Такими перспективами полковник, конечно, был здорово впечатлён; однако же у него имелись свои возражения:
— Ваше Величество, но я принимал присягу прусскому государству и фамилии Гогенцоллернов. Как я могу теперь перейти на сторону Вашего Величества? — первым же делом спросил он, откровенно и честно глядя мне в глаза.
— Полковник, подумайте сами: Пруссия разгромлена и больше не существует, ее бывший король с семейством, оставив престол, бежал за границу. Я бы сказал, что вы явочным образом освобождены от своей присяги!
— Король был вынужден покориться обстоятельствам, но в душе он не сломлен и готов продолжать борьбу! — возразил Йорк.
— Король может быть сколь угодно не сломлен в душе, но есть объективные обстоятельства, которые говорят о том, что он уже утратил все полномочия и престол. Как говорят, «короля играет свита». Кто он такой без армии, без страны? Преобладание реальной властью над нацией делает его той фигурой, за которую люди готовы сражаться и умирать. Король — это символ нации. Вы согласны со мной? Так вот: на сегодняшний день Германия такого символа не имеет, место вакантно. Произошло это, поверьте мне, не случайно — всему виной некомпетентность и легкомыслие берлинских правителей. Нация должна выдвинуть новых представителей, сплотиться вокруг них; и если такие достойные люди как вы, откажутся от своей исторической роли, их место займут менее щепетильные, а возможно, что и бесчестные персоны.
Но Йорк остался непоколебим.
— Простите меня великодушно, Ваше Величество, но пока я не готов взять на себя роль общегерманского мессии!
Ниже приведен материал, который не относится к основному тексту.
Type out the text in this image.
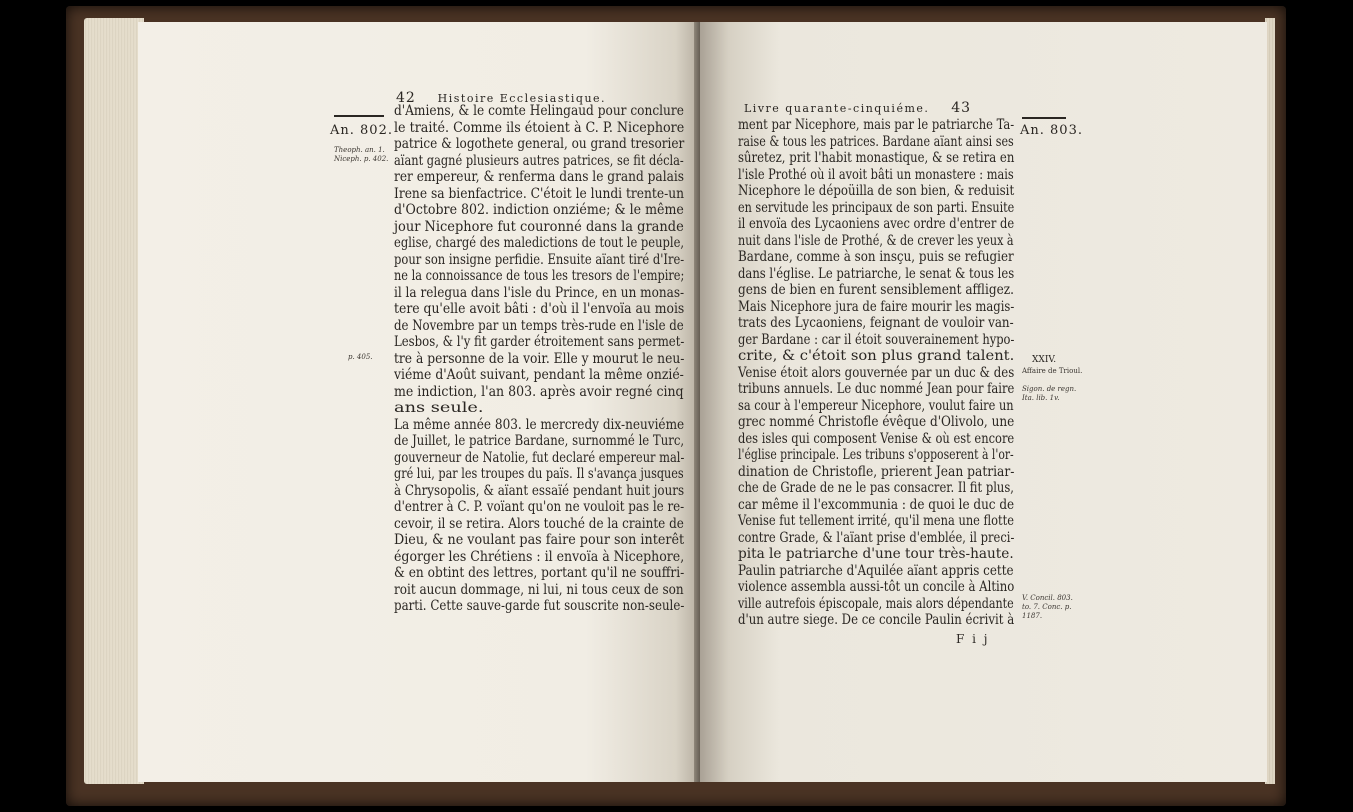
42 Histoire Ecclesiastique.
An. 802.
Theoph. an. 1.
Niceph. p. 402.
p. 405.
d'Amiens, & le comte Helingaud pour conclure
le traité. Comme ils étoient à C. P. Nicephore
patrice & logothete general, ou grand tresorier
aïant gagné plusieurs autres patrices, se fit décla-
rer empereur, & renferma dans le grand palais
Irene sa bienfactrice. C'étoit le lundi trente-un
d'Octobre 802. indiction onziéme; & le même
jour Nicephore fut couronné dans la grande
eglise, chargé des maledictions de tout le peuple,
pour son insigne perfidie. Ensuite aïant tiré d'Ire-
ne la connoissance de tous les tresors de l'empire;
il la relegua dans l'isle du Prince, en un monas-
tere qu'elle avoit bâti : d'où il l'envoïa au mois
de Novembre par un temps très-rude en l'isle de
Lesbos, & l'y fit garder étroitement sans permet-
tre à personne de la voir. Elle y mourut le neu-
viéme d'Août suivant, pendant la même onzié-
me indiction, l'an 803. après avoir regné cinq
ans seule.
La même année 803. le mercredy dix-neuviéme
de Juillet, le patrice Bardane, surnommé le Turc,
gouverneur de Natolie, fut declaré empereur mal-
gré lui, par les troupes du païs. Il s'avança jusques
à Chrysopolis, & aïant essaïé pendant huit jours
d'entrer à C. P. voïant qu'on ne vouloit pas le re-
cevoir, il se retira. Alors touché de la crainte de
Dieu, & ne voulant pas faire pour son interêt
égorger les Chrétiens : il envoïa à Nicephore,
& en obtint des lettres, portant qu'il ne souffri-
roit aucun dommage, ni lui, ni tous ceux de son
parti. Cette sauve-garde fut souscrite non-seule-
Livre quarante-cinquiéme. 43
An. 803.
XXIV.
Affaire de Trioul.
Sigon. de regn.
Ita. lib. 1v.
V. Concil. 803.
to. 7. Conc. p.
1187.
ment par Nicephore, mais par le patriarche Ta-
raise & tous les patrices. Bardane aïant ainsi ses
sûretez, prit l'habit monastique, & se retira en
l'isle Prothé où il avoit bâti un monastere : mais
Nicephore le dépoüilla de son bien, & reduisit
en servitude les principaux de son parti. Ensuite
il envoïa des Lycaoniens avec ordre d'entrer de
nuit dans l'isle de Prothé, & de crever les yeux à
Bardane, comme à son insçu, puis se refugier
dans l'église. Le patriarche, le senat & tous les
gens de bien en furent sensiblement affligez.
Mais Nicephore jura de faire mourir les magis-
trats des Lycaoniens, feignant de vouloir van-
ger Bardane : car il étoit souverainement hypo-
crite, & c'étoit son plus grand talent.
Venise étoit alors gouvernée par un duc & des
tribuns annuels. Le duc nommé Jean pour faire
sa cour à l'empereur Nicephore, voulut faire un
grec nommé Christofle évêque d'Olivolo, une
des isles qui composent Venise & où est encore
l'église principale. Les tribuns s'opposerent à l'or-
dination de Christofle, prierent Jean patriar-
che de Grade de ne le pas consacrer. Il fit plus,
car même il l'excommunia : de quoi le duc de
Venise fut tellement irrité, qu'il mena une flotte
contre Grade, & l'aïant prise d'emblée, il preci-
pita le patriarche d'une tour très-haute.
Paulin patriarche d'Aquilée aïant appris cette
violence assembla aussi-tôt un concile à Altino
ville autrefois épiscopale, mais alors dépendante
d'un autre siege. De ce concile Paulin écrivit à
F i j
Для меня слова присяги — не пустой звук! — заявил он, всё так же глядя на меня своими честными светло-серыми кошубскими глазами.
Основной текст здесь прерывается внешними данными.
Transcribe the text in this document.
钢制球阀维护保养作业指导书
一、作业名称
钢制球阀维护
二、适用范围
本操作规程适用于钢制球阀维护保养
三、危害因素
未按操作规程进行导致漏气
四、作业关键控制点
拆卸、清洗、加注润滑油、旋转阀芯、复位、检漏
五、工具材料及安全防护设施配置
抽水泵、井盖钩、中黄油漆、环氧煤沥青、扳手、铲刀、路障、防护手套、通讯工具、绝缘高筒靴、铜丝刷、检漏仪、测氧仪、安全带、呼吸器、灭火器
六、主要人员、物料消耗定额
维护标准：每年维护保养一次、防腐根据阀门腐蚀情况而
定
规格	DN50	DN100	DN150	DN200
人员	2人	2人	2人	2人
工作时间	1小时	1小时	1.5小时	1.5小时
«Ну и отправляйся тогда в своё поместье, лопать ворон!» — в раздражении подумал я, понимая, что этот раунд, увы, остался не за мною. Мы еще немного поговорили на разыне отвлечённые темы и расстались.
На следующий день прибыл барон фон Штерн. Он был представлен мне вместе с остальными правителями прусских провинций, пока остающимися на своих местах. Внешность барона оказалась весьма примечательна: уже издали бросался в глаза его выдающийся длинный нос, явно выдававший в нём принадлежность не к германской, а какой-то другой нации.
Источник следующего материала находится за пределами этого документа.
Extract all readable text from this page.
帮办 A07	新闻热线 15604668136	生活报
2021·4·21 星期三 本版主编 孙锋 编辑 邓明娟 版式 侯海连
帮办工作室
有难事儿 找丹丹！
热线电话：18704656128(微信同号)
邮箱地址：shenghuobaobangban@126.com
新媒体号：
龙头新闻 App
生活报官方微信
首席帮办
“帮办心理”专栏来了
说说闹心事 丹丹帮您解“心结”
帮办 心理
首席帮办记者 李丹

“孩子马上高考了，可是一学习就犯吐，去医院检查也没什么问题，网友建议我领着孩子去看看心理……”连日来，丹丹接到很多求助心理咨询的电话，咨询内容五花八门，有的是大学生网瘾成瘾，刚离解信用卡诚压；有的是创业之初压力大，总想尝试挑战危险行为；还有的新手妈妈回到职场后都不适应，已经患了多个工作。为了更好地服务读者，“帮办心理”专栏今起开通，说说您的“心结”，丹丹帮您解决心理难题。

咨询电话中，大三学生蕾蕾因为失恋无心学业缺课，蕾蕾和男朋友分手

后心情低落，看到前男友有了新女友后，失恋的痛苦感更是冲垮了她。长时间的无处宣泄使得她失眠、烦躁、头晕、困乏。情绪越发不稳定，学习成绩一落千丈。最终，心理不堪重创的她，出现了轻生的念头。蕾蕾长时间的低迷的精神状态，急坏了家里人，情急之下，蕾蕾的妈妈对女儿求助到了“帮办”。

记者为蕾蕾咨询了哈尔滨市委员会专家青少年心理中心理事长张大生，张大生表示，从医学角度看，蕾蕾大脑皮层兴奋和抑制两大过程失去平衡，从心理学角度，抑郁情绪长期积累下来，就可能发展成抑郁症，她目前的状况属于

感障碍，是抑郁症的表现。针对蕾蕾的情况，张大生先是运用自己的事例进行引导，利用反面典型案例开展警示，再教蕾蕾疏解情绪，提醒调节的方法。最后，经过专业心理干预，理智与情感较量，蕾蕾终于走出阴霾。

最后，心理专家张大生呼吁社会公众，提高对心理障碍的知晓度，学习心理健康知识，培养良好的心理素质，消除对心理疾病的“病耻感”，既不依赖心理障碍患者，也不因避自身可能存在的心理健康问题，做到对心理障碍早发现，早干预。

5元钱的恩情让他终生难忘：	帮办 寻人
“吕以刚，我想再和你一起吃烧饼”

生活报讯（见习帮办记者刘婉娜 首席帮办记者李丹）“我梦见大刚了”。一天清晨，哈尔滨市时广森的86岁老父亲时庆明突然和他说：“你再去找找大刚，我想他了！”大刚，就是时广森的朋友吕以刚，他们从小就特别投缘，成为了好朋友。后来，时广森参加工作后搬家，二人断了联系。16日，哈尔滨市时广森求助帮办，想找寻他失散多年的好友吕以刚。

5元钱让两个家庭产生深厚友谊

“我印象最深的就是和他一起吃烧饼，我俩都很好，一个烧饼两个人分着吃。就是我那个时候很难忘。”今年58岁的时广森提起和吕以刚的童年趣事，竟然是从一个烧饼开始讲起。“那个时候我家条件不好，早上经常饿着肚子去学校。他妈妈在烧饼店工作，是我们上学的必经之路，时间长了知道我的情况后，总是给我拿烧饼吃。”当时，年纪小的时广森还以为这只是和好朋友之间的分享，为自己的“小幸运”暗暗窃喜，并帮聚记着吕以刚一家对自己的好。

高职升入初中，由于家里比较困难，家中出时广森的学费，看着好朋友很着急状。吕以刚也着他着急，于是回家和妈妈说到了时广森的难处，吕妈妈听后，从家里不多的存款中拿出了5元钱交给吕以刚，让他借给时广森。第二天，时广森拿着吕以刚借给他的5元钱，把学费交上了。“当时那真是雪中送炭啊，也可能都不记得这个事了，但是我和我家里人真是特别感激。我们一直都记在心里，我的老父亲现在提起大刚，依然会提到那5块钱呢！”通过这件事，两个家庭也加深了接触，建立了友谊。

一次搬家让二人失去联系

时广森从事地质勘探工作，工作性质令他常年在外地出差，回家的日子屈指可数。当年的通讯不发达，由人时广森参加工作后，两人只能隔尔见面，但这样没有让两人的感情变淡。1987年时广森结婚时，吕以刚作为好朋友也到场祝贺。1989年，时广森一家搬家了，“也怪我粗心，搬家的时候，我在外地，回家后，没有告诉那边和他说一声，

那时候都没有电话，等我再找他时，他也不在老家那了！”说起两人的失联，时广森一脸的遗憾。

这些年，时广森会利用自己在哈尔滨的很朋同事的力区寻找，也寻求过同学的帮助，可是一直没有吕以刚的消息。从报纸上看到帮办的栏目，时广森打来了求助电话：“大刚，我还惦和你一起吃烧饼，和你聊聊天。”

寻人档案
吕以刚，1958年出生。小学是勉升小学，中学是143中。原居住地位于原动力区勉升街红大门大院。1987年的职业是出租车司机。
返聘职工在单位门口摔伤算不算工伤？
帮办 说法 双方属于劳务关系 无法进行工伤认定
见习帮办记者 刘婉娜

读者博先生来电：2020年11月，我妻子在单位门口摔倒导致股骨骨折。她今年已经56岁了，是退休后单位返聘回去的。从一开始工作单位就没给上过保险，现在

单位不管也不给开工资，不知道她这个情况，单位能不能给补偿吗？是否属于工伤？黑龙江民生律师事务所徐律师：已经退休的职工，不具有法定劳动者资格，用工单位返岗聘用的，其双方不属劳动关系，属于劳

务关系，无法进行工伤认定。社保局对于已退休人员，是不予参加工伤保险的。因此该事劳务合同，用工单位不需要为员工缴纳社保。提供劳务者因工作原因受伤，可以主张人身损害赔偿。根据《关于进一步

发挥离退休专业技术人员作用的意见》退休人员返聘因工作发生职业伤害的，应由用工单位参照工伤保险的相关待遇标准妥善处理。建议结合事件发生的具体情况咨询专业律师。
С ним разговор пошёл много легче.
— Барон, вы не находите, что существование на землях бывшей Пруссии крепостного права является настоящим национальным позором? — начал я заходя сразу с козырей. — Даже у нас, в России, этот вопрос решён совершенно однозначно. Почему бы вам не принять деятельное участие в усовершенствовании ваших национальных порядков?
— Не могу не согласиться с вами, Ваше Величество! — учтиво поклонившись, отвечал барон. — Надеюсь под вашим просвещённым взором этот вопрос будет решён в германских землях бесповоротно!